As the number of overseas travelers soars and their spending increases, Korea’s balance of travel has been in the red. While having been in the black in 1998 and 1999, shortly after the Asian financial crisis, the balance of travel showed a loss in 2000 and the loss has been snowballing. The loss stood at $9.65 billion last year and measured $5.79 billion in the first half of this year alone. The balance of goods in the first half was a large surplus, but the current account balance posted a $267.6 million deficit largely due to travel balance deficits and skyrocketing spending on studying abroad.

However, it turned out that foreigners coming to Korea do not spend much. According to Visa, which surveyed the amount of credit card spending of foreigners who visited countries in the Asia-Pacific region, those who visited Korea spent 45 percent of their credit card consumption in hotels and duty free shops. A foreigner spends $396 with a credit card in Korea in the first quarter of this year on average, a mere 60 percent of the $656 which Koreans spend overseas.

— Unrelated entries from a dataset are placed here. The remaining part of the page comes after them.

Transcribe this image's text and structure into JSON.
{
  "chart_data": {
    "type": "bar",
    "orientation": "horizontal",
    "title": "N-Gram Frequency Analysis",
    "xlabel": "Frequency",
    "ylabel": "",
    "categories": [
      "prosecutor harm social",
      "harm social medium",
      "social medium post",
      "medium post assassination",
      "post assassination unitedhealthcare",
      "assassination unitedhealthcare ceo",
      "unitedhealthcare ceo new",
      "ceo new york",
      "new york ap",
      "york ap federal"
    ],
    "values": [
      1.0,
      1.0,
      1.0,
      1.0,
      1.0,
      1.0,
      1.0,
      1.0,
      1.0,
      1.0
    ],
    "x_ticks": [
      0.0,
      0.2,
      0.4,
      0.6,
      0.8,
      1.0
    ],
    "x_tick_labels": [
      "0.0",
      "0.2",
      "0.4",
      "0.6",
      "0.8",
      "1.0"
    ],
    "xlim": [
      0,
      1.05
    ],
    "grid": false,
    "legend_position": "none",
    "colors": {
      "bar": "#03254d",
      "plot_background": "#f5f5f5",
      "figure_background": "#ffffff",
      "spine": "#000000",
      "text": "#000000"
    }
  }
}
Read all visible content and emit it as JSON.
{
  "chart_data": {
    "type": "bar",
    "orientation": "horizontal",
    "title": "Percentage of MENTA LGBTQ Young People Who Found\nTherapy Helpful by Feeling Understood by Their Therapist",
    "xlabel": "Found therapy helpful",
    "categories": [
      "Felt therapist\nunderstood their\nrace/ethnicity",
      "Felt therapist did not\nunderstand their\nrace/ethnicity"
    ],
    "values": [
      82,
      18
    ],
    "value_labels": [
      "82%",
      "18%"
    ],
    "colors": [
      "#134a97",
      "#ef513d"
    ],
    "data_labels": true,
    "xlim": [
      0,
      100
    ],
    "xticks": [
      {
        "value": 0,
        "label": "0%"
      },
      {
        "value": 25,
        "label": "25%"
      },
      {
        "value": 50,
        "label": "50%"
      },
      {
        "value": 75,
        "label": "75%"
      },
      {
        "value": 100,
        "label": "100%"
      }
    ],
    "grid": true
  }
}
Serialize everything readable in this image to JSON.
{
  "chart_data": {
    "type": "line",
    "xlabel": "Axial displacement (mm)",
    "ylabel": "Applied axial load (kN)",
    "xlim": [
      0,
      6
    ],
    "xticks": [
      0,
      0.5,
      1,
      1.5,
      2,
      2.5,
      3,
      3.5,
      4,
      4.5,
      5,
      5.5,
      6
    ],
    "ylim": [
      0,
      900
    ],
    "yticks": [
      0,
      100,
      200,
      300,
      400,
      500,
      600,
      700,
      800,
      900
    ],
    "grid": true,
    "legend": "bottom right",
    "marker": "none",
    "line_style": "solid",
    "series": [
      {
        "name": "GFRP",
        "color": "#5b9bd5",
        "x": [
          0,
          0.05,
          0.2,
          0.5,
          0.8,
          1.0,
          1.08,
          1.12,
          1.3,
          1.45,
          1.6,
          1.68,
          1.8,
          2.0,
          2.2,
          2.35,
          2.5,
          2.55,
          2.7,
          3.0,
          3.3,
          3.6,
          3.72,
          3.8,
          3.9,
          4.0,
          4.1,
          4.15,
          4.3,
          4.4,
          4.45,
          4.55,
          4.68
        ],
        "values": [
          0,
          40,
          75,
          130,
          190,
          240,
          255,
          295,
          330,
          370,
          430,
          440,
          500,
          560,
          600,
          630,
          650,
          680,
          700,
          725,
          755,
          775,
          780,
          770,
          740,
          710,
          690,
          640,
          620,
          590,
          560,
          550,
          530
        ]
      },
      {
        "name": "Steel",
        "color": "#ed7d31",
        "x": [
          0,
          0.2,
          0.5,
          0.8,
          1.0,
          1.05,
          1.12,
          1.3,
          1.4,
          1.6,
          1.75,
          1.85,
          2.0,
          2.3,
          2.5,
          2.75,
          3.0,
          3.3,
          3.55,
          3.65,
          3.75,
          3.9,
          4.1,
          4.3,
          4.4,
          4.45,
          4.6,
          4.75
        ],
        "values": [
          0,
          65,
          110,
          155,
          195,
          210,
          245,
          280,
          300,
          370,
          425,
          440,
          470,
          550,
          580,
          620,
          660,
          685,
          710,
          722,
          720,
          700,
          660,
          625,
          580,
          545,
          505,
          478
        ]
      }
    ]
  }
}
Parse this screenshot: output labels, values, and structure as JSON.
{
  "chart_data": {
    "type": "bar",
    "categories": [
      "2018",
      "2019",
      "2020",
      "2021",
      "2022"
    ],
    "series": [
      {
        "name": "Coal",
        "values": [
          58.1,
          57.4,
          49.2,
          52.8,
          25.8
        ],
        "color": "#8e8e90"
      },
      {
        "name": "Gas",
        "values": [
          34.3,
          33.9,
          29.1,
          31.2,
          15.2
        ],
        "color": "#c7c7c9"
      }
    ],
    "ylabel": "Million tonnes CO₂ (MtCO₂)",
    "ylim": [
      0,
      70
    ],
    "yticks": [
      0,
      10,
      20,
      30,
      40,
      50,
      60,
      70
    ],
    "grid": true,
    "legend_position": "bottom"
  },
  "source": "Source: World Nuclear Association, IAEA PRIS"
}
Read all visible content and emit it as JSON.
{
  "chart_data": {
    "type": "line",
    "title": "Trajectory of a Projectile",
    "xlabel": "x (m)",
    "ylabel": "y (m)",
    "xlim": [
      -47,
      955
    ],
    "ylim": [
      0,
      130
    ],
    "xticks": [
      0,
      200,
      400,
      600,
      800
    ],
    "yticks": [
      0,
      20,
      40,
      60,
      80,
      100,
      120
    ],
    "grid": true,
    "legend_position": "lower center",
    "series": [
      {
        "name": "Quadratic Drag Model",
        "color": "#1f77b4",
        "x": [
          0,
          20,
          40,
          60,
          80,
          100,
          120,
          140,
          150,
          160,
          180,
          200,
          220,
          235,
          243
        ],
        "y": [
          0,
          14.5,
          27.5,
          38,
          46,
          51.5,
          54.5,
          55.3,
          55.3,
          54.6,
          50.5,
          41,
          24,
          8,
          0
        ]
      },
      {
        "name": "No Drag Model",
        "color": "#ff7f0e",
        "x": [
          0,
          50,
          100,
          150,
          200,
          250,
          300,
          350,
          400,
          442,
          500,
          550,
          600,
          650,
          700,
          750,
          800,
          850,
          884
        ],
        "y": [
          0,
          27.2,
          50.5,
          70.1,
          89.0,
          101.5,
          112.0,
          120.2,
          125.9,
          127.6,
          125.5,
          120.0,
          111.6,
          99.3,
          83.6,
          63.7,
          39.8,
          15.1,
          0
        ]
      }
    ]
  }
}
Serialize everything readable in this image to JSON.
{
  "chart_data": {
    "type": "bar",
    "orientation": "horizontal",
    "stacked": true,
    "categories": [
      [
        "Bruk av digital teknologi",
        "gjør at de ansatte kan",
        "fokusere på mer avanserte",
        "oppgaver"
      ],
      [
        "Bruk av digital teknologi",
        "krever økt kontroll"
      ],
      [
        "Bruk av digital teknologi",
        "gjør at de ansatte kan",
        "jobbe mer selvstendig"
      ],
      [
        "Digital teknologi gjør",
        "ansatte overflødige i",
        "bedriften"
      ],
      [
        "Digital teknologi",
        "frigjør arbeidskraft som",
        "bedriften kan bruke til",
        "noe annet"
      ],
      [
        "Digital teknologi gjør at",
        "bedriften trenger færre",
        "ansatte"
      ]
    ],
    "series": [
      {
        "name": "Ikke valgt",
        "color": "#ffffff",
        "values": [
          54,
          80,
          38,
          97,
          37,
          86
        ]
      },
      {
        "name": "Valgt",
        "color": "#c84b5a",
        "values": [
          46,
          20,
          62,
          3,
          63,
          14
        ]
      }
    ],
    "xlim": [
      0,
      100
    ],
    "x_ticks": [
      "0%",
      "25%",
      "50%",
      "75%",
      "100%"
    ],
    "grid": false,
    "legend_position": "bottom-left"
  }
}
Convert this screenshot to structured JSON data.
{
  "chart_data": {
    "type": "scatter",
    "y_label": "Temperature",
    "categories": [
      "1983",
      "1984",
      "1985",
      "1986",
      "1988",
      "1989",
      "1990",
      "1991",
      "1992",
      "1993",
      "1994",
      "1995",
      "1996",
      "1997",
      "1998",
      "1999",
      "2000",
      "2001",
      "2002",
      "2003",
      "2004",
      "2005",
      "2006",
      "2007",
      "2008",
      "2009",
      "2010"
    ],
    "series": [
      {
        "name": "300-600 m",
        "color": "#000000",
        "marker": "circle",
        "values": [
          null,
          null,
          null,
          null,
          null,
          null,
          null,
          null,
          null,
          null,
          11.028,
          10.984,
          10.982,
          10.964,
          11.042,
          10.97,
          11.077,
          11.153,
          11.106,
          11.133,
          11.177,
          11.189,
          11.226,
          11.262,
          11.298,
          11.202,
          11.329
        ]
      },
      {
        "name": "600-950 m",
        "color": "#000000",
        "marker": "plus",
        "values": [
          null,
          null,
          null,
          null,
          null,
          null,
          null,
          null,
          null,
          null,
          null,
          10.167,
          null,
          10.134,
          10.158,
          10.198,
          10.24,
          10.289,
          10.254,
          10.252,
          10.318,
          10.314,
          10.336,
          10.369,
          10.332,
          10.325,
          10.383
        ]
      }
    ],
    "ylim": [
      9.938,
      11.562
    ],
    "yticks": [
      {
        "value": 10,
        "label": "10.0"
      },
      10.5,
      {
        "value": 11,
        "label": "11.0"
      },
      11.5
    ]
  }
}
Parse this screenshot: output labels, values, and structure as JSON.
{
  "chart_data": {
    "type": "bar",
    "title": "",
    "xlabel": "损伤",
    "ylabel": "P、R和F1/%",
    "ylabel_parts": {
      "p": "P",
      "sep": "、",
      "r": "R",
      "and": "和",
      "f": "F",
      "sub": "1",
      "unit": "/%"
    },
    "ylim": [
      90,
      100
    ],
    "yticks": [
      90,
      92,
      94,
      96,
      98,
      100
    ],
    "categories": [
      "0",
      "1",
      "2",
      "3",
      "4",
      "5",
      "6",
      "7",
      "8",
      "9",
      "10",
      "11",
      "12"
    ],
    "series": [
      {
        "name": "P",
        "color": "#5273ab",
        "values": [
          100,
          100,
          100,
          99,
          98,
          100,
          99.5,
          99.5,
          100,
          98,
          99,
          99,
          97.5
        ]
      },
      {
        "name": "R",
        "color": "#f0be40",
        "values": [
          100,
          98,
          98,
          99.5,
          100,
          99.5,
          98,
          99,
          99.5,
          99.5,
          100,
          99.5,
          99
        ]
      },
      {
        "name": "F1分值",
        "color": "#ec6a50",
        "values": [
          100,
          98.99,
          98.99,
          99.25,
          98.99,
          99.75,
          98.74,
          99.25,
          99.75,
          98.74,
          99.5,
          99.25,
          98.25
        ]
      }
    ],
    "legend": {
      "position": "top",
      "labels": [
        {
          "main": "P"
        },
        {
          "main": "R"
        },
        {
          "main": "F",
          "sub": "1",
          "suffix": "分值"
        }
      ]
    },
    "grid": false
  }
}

Foreigners respond that there is no place to spend their money even if they want to, demonstrating the poor state of Korea’s tourism industry.

The name of the Ministry of Culture and Tourism represents the will to make Korea a tourism powerhouse. The Korea Tourism Organization has vowed to make tourism a new industrial engine. But the tourism infrastructure is still weak. Foreigners complain that there are few tourist destinations worth visiting and goods are too expensive, even putting aside the language barrier. The main reason that foreigners do not open their purse in Korea is there is no attractive tourism content unique to Korea. Hong Kong and Singapore’s secret of success in becoming tourism powerhouse is “differentiation.” What would we differentiate? Just knowing the answer is useless without putting it into action.